Courtesy in dining halls: little effort goes long way
At meal time on campus, it’s a pretty routine procedure. Students trudge in, wait in line, swipe their cards, then go on to fill their plates. As they go through this daily ritual, many may take no notice of those behind the counters and registers, the ones who swipe cards with smiles and fill plates at the main line of the dining room.
They work hard and do all sorts of little odd-jobs. They enjoy working with the students at MC, and the students can make their jobs a little easier and their days a little brighter with just a small amount of effort and consideration.
Stephanie Gardner primarily works in Isaac’s Cafe but also helps out in Pearsons Dining Hall from time to time. The employees of both interchange fairly frequently, so they know the lay of the land in each establishment. With each dining hall, there are different ways that students can help out, and most of them aren’t very difficult.
In Pearsons, one of the main problems is trash left on the tables after meals.
“The biggest thing y’all can do for us is take your plates and napkins back. It really just makes our lives a lot easier,” Gardner said.
Cat Cobb, a door greeter at Pearsons, agreed that students’ cleaning up after themselves helps out quite a bit.
“A lot of times, it’s chairs,” Cobb said. “Sometimes you all move eight or nine chairs around one table, and if you just took a minute to move some of them back, that would make a big difference.”
In Isaac’s, where lines are more prevalent, employees said that it is a simple matter of mild endurance. Joyanna West, an employee at Isaac’s, said that she always appreciates when students are understanding during mealtime rush hour.
“Be patient with us, because we get pretty busy sometimes,” West said.
Other times, students can actually go a step further.

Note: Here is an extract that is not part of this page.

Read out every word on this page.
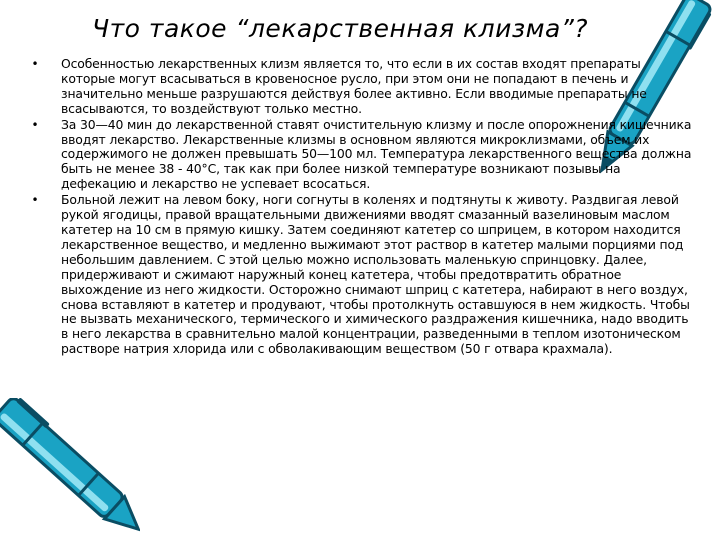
Что такое “лекарственная клизма”?
• Особенностью лекарственных клизм является то, что если в их состав входят препараты которые могут всасываться в кровеносное русло, при этом они не попадают в печень и значительно меньше разрушаются действуя более активно. Если вводимые препараты не всасываются, то воздействуют только местно.
• За 30—40 мин до лекарственной ставят очистительную клизму и после опорожнения кишечника вводят лекарство. Лекарственные клизмы в основном являются микроклизмами, объем их содержимого не должен превышать 50—100 мл. Температура лекарственного вещества должна быть не менее 38 - 40°С, так как при более низкой температуре возникают позывы на дефекацию и лекарство не успевает всосаться.
• Больной лежит на левом боку, ноги согнуты в коленях и подтянуты к животу. Раздвигая левой рукой ягодицы, правой вращательными движениями вводят смазанный вазелиновым маслом катетер на 10 см в прямую кишку. Затем соединяют катетер со шприцем, в котором находится лекарственное вещество, и медленно выжимают этот раствор в катетер малыми порциями под небольшим давлением. С этой целью можно использовать маленькую спринцовку. Далее, придерживают и сжимают наружный конец катетера, чтобы предотвратить обратное выхождение из него жидкости. Осторожно снимают шприц с катетера, набирают в него воздух, снова вставляют в катетер и продувают, чтобы протолкнуть оставшуюся в нем жидкость. Чтобы не вызвать механического, термического и химического раздражения кишечника, надо вводить в него лекарства в сравнительно малой концентрации, разведенными в теплом изотоническом растворе натрия хлорида или с обволакивающим веществом (50 г отвара крахмала).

“A lot of times, you guys will spill something on the floor and volunteer to mop it up for us,” Gardner said. ”Some students refill ice for us when we get really busy, or they let us know when we’re out of condiments,” Gardner said.
This benefits students, as well, because often employees don’t realize they’ve run out of supplies.

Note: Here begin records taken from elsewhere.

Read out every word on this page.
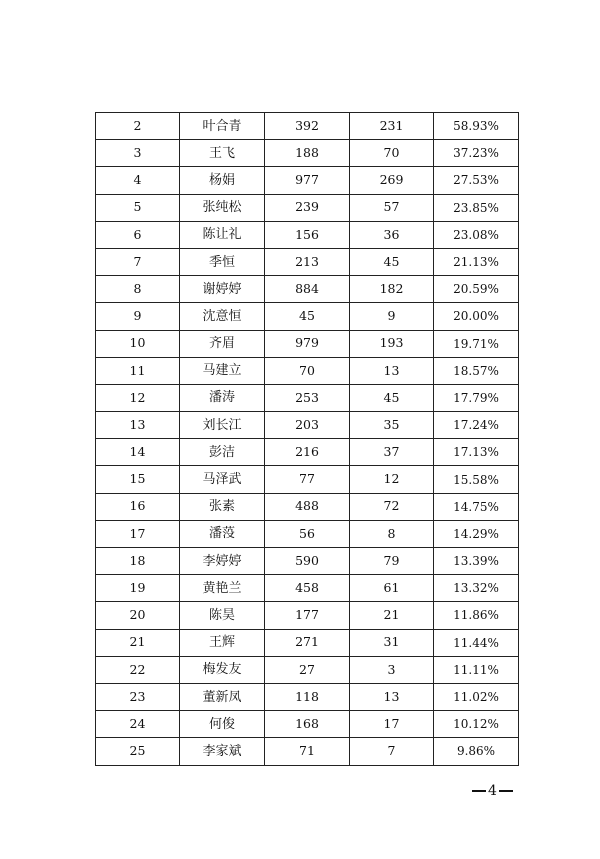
2	叶合青	392	231	58.93%
3	王飞	188	70	37.23%
4	杨娟	977	269	27.53%
5	张纯松	239	57	23.85%
6	陈让礼	156	36	23.08%
7	季恒	213	45	21.13%
8	谢婷婷	884	182	20.59%
9	沈意恒	45	9	20.00%
10	齐眉	979	193	19.71%
11	马建立	70	13	18.57%
12	潘涛	253	45	17.79%
13	刘长江	203	35	17.24%
14	彭洁	216	37	17.13%
15	马泽武	77	12	15.58%
16	张素	488	72	14.75%
17	潘莈	56	8	14.29%
18	李婷婷	590	79	13.39%
19	黄艳兰	458	61	13.32%
20	陈昊	177	21	11.86%
21	王辉	271	31	11.44%
22	梅发友	27	3	11.11%
23	董新凤	118	13	11.02%
24	何俊	168	17	10.12%
25	李家斌	71	7	9.86%
4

Nonetheless, none of the employees were irritated or trying to lecture. Gardner said that most students were “as polite as can be,” a sentiment shared by many other employees.
Usually, helping out the employees of Isaac’s or Pearsons doesn’t require getting ice buckets or mopping up puddles. It’s just being friendly.
Toni Bigley is a notorious and well-loved employee at Isaac’s. She often goes out of her way to try and make a student’s day better, and all she asks in return is a bit of courtesy.
“All it takes is something small, like giving a smile and saying, ‘Thank you,’” Bigley said.
Going a step further can make it all the more worthwhile, because whether students realize it or not, the workers really do take their well-being to heart.
“We like you to let us feel like you know we care, because we do. Otherwise we wouldn’t be here,” Bigley said.